Initially, spatial databases containing geochemical and flood risk information belonging to BGS, the Environment Agency and the Scottish Environment Protection Agency (SEPA) will provide national scale inputs into the AI tool(s). These will be supported then by targeted fieldwork with subsequent laboratory experiments and sample analysis to determine the drivers influencing contaminant mobility and bioaccessibility, which will be used to train artificial intelligence modelling tools. Key parameters are likely to be soil and water physiochemical properties such as pH and organic carbon. These factors highly influence aspects for example such as i) contaminant ion exchange with soil and sediments, ii) the dissolution of oxides (e.g., iron), which binds with contaminants, and iii) the formation of metal sulfide complexes. These factors all impact a contaminant’s mobility and bioaccessibility. These soil physiochemical properties differ spatially, influenced by soil texture, geology and mineralogy, anthropogenic inputs, and flood frequency. Such heterogeneities in spatial features make modelling changes in contaminant mobility and bioaccessibility complex, which is where artificial intelligence comes in to address these highly unstructured data.

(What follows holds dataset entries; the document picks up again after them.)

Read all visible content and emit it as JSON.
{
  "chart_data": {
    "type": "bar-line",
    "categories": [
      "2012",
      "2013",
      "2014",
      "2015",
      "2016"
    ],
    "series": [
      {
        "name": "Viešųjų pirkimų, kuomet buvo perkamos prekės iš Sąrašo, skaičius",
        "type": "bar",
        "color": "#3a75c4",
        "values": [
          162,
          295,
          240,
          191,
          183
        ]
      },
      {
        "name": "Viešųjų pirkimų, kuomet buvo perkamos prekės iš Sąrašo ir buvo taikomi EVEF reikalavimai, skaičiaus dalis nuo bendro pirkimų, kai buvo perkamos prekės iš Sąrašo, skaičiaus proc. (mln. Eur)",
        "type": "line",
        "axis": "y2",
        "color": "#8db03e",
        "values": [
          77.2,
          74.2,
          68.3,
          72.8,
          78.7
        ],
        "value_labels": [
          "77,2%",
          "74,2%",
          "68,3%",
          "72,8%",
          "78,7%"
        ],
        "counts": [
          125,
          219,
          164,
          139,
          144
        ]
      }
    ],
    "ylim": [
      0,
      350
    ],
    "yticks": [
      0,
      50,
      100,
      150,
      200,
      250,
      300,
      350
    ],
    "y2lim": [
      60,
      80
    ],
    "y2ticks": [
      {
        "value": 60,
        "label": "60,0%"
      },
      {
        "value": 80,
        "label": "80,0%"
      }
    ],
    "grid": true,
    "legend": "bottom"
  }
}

To help validate the AI modelling output, at one location, a section of each field site will be partitioned off and inundated using pumped river water for a known period (3-5 days), with specific flow and depth parameters. Following a period of inundation, the residual floodwater will be pumped offsite. After a period of rest/drying (approximately 1 month) the site will be flooded for second time. Soil and flood water samples will be collected at up to ten sampling points across each test site pre- and post-flooding on both occasions. All samples will be analysed as below.
Building on previous work, we expect that soil samples from field sites across the UK will be subjected to simulated flooding under different extreme weather scenarios in the laboratory to test the AI model predictions for chemical remobilisation. Plastic cells filled with the air-dried soil samples will be inundated with simulated river water under different biotic and abiotic conditions (e.g., different soil temperatures or varying soil to solution ratio to simulate faster/slower flooding), followed by periods of drying and subsequent re-inundation. Saturation and drying times will reflect available values from the literature. Physico-chemical parameters will be monitored in real time and soils and inundation fluids will be sampled at each time-step and subjected to sample analysis as described below to determine contaminant mobility and availability for uptake.

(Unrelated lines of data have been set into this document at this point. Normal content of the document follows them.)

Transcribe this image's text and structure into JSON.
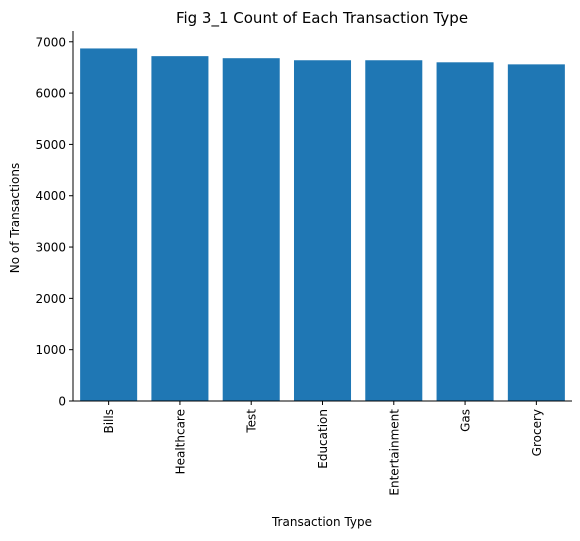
{
  "chart_data": {
    "type": "bar",
    "title": "Fig 3_1 Count of Each Transaction Type",
    "xlabel": "Transaction Type",
    "ylabel": "No of Transactions",
    "categories": [
      "Bills",
      "Healthcare",
      "Test",
      "Education",
      "Entertainment",
      "Gas",
      "Grocery"
    ],
    "values": [
      6870,
      6720,
      6680,
      6640,
      6640,
      6600,
      6560
    ],
    "yticks": [
      0,
      1000,
      2000,
      3000,
      4000,
      5000,
      6000,
      7000
    ],
    "ylim": [
      0,
      7210
    ],
    "bar_color": "#1f77b4",
    "grid": false,
    "spines": [
      "left",
      "bottom"
    ]
  }
}
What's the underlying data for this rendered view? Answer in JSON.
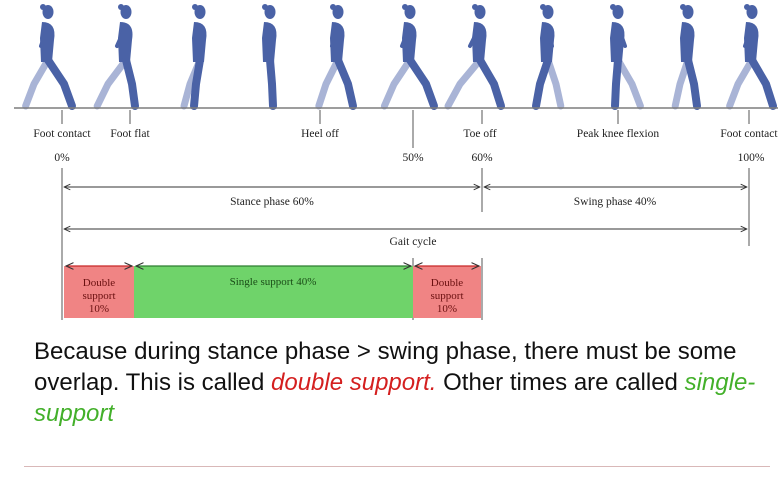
{
  "events": [
    {
      "label": "Foot contact",
      "percent": "0%"
    },
    {
      "label": "Foot flat",
      "percent": ""
    },
    {
      "label": "Heel off",
      "percent": ""
    },
    {
      "label": "",
      "percent": "50%"
    },
    {
      "label": "Toe off",
      "percent": "60%"
    },
    {
      "label": "Peak knee flexion",
      "percent": ""
    },
    {
      "label": "Foot contact",
      "percent": "100%"
    }
  ],
  "phases": {
    "stance": "Stance phase 60%",
    "swing": "Swing phase 40%",
    "cycle": "Gait cycle"
  },
  "support_bars": [
    {
      "lines": [
        "Double",
        "support",
        "10%"
      ],
      "color": "#f08484"
    },
    {
      "lines": [
        "Single support 40%"
      ],
      "color": "#6fd36a"
    },
    {
      "lines": [
        "Double",
        "support",
        "10%"
      ],
      "color": "#f08484"
    }
  ],
  "caption": {
    "part1": "Because during stance phase > swing phase, there must be some overlap. This is called ",
    "double": "double support.",
    "part2": " Other times are called ",
    "single": "single-support"
  },
  "colors": {
    "figure_front": "#4a62a6",
    "figure_back": "#a9b4d6",
    "double_support": "#f08484",
    "single_support": "#6fd36a",
    "double_text": "#d41f1f",
    "single_text": "#43b02a"
  }
}
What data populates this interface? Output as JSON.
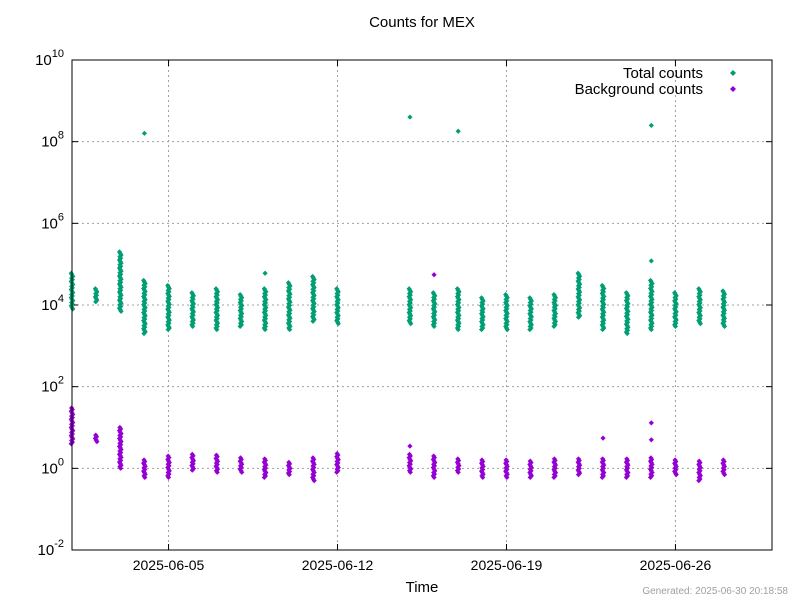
{
  "footer": {
    "generated": "Generated: 2025-06-30 20:18:58"
  },
  "chart_data": {
    "type": "scatter",
    "title": "Counts for MEX",
    "xlabel": "Time",
    "ylabel": "",
    "yscale": "log",
    "ylim": [
      0.01,
      10000000000
    ],
    "xlim": [
      "2025-06-01T00:00",
      "2025-06-30T00:00"
    ],
    "xticks": [
      "2025-06-05",
      "2025-06-12",
      "2025-06-19",
      "2025-06-26"
    ],
    "yticks": [
      {
        "base": "10",
        "exp": "-2"
      },
      {
        "base": "10",
        "exp": "0"
      },
      {
        "base": "10",
        "exp": "2"
      },
      {
        "base": "10",
        "exp": "4"
      },
      {
        "base": "10",
        "exp": "6"
      },
      {
        "base": "10",
        "exp": "8"
      },
      {
        "base": "10",
        "exp": "10"
      }
    ],
    "grid": true,
    "legend_position": "top-right",
    "series": [
      {
        "name": "Total counts",
        "color": "#009e73",
        "clusters": [
          {
            "x": "2025-06-01T00:00",
            "min": 8000,
            "max": 60000
          },
          {
            "x": "2025-06-02T00:00",
            "min": 12000,
            "max": 25000
          },
          {
            "x": "2025-06-03T00:00",
            "min": 7000,
            "max": 200000
          },
          {
            "x": "2025-06-04T00:00",
            "min": 2000,
            "max": 40000
          },
          {
            "x": "2025-06-05T00:00",
            "min": 2500,
            "max": 30000
          },
          {
            "x": "2025-06-06T00:00",
            "min": 3000,
            "max": 20000
          },
          {
            "x": "2025-06-07T00:00",
            "min": 2500,
            "max": 25000
          },
          {
            "x": "2025-06-08T00:00",
            "min": 3000,
            "max": 18000
          },
          {
            "x": "2025-06-09T00:00",
            "min": 2500,
            "max": 25000
          },
          {
            "x": "2025-06-10T00:00",
            "min": 2500,
            "max": 35000
          },
          {
            "x": "2025-06-11T00:00",
            "min": 4000,
            "max": 50000
          },
          {
            "x": "2025-06-12T00:00",
            "min": 3500,
            "max": 25000
          },
          {
            "x": "2025-06-15T00:00",
            "min": 3500,
            "max": 25000
          },
          {
            "x": "2025-06-16T00:00",
            "min": 3000,
            "max": 20000
          },
          {
            "x": "2025-06-17T00:00",
            "min": 2500,
            "max": 25000
          },
          {
            "x": "2025-06-18T00:00",
            "min": 2500,
            "max": 15000
          },
          {
            "x": "2025-06-19T00:00",
            "min": 2500,
            "max": 18000
          },
          {
            "x": "2025-06-20T00:00",
            "min": 2500,
            "max": 15000
          },
          {
            "x": "2025-06-21T00:00",
            "min": 3000,
            "max": 18000
          },
          {
            "x": "2025-06-22T00:00",
            "min": 5000,
            "max": 60000
          },
          {
            "x": "2025-06-23T00:00",
            "min": 2500,
            "max": 30000
          },
          {
            "x": "2025-06-24T00:00",
            "min": 2000,
            "max": 20000
          },
          {
            "x": "2025-06-25T00:00",
            "min": 2500,
            "max": 40000
          },
          {
            "x": "2025-06-26T00:00",
            "min": 3000,
            "max": 20000
          },
          {
            "x": "2025-06-27T00:00",
            "min": 3500,
            "max": 25000
          },
          {
            "x": "2025-06-28T00:00",
            "min": 3000,
            "max": 22000
          }
        ],
        "outliers": [
          {
            "x": "2025-06-04T00:00",
            "y": 160000000
          },
          {
            "x": "2025-06-09T00:00",
            "y": 60000
          },
          {
            "x": "2025-06-15T00:00",
            "y": 400000000
          },
          {
            "x": "2025-06-17T00:00",
            "y": 180000000
          },
          {
            "x": "2025-06-25T00:00",
            "y": 250000000
          },
          {
            "x": "2025-06-25T00:00",
            "y": 120000
          }
        ]
      },
      {
        "name": "Background counts",
        "color": "#9400d3",
        "clusters": [
          {
            "x": "2025-06-01T00:00",
            "min": 4,
            "max": 30
          },
          {
            "x": "2025-06-02T00:00",
            "min": 4.5,
            "max": 6.5
          },
          {
            "x": "2025-06-03T00:00",
            "min": 1,
            "max": 10
          },
          {
            "x": "2025-06-04T00:00",
            "min": 0.6,
            "max": 1.6
          },
          {
            "x": "2025-06-05T00:00",
            "min": 0.6,
            "max": 2
          },
          {
            "x": "2025-06-06T00:00",
            "min": 0.9,
            "max": 2.2
          },
          {
            "x": "2025-06-07T00:00",
            "min": 0.8,
            "max": 2.1
          },
          {
            "x": "2025-06-08T00:00",
            "min": 0.8,
            "max": 1.8
          },
          {
            "x": "2025-06-09T00:00",
            "min": 0.6,
            "max": 1.7
          },
          {
            "x": "2025-06-10T00:00",
            "min": 0.7,
            "max": 1.4
          },
          {
            "x": "2025-06-11T00:00",
            "min": 0.5,
            "max": 1.8
          },
          {
            "x": "2025-06-12T00:00",
            "min": 0.8,
            "max": 2.3
          },
          {
            "x": "2025-06-15T00:00",
            "min": 0.8,
            "max": 2.2
          },
          {
            "x": "2025-06-16T00:00",
            "min": 0.6,
            "max": 2
          },
          {
            "x": "2025-06-17T00:00",
            "min": 0.8,
            "max": 1.7
          },
          {
            "x": "2025-06-18T00:00",
            "min": 0.6,
            "max": 1.6
          },
          {
            "x": "2025-06-19T00:00",
            "min": 0.6,
            "max": 1.6
          },
          {
            "x": "2025-06-20T00:00",
            "min": 0.6,
            "max": 1.5
          },
          {
            "x": "2025-06-21T00:00",
            "min": 0.6,
            "max": 1.7
          },
          {
            "x": "2025-06-22T00:00",
            "min": 0.7,
            "max": 1.7
          },
          {
            "x": "2025-06-23T00:00",
            "min": 0.6,
            "max": 1.7
          },
          {
            "x": "2025-06-24T00:00",
            "min": 0.6,
            "max": 1.7
          },
          {
            "x": "2025-06-25T00:00",
            "min": 0.6,
            "max": 1.8
          },
          {
            "x": "2025-06-26T00:00",
            "min": 0.7,
            "max": 1.6
          },
          {
            "x": "2025-06-27T00:00",
            "min": 0.5,
            "max": 1.5
          },
          {
            "x": "2025-06-28T00:00",
            "min": 0.7,
            "max": 1.6
          }
        ],
        "outliers": [
          {
            "x": "2025-06-15T00:00",
            "y": 3.5
          },
          {
            "x": "2025-06-16T00:00",
            "y": 55000
          },
          {
            "x": "2025-06-23T00:00",
            "y": 5.5
          },
          {
            "x": "2025-06-25T00:00",
            "y": 13
          },
          {
            "x": "2025-06-25T00:00",
            "y": 5
          }
        ]
      }
    ]
  }
}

Each sample from the laboratory or field will be subject to a range of analytical tests to determine how different PHEs (e.g., heavy metals, radionuclides, faecal indicator organisms) may be affected by the wet/drying regimes applied. Solid phase distribution of contaminants will be determined using sequential extraction. It is expected that analytical tests such as the following will be used to address the objectives.
• Real-time physico-chemical analysis using a Hana Flow Cell (DO, TDS, pH, ORP, Temperature), Infra-red spectrometry, particle size, organic matter, C, N analysis – to determine the influence of these parameters on contaminant mobility and availability
• Total elemental concentrations using ICP-MS or XRF – to determine PHEs present
Additionally, using the ISO standard  the potential human availability of PHE will be determined. The bioaccessibility protocol and sequential extraction data will be used to also determine the availability to certain wildlife species (e.g., mammals). The results of these analyses will be utilised to test the AI modelling.
Data processing and modelling
Using the data collected, the student will predict the environmental and human health impacts of contaminants mobilised and redistributed during flood events. Risk will be assessed by comparison with numeric criteria (e.g., soil guideline values, bathing water criteria etc.) and input into risk assessment modelling software such as PC Cream 2008  and CLEA  for humans, ERICA  for wildlife to determine the potential impact of PHEs. This risk predictor also needs to be combined with information on the flood probability along with the understanding the drivers for remobilising the PHEs and their associated bioaccessibility (obtained from artificial intelligence), along with information on population dynamics and people’s habits to produce risk maps.
We will further develop and test data driven AI models using traditional regression analysis or machine learning techniques to relate the data for the different PHEs and the co-factors such as temperature, water volume etc.
The resulting outputs will increase our knowledge of the behaviour and fate of contaminants affected by flooding and enable us to provide advice to people growing food for example in areas prone to flooding.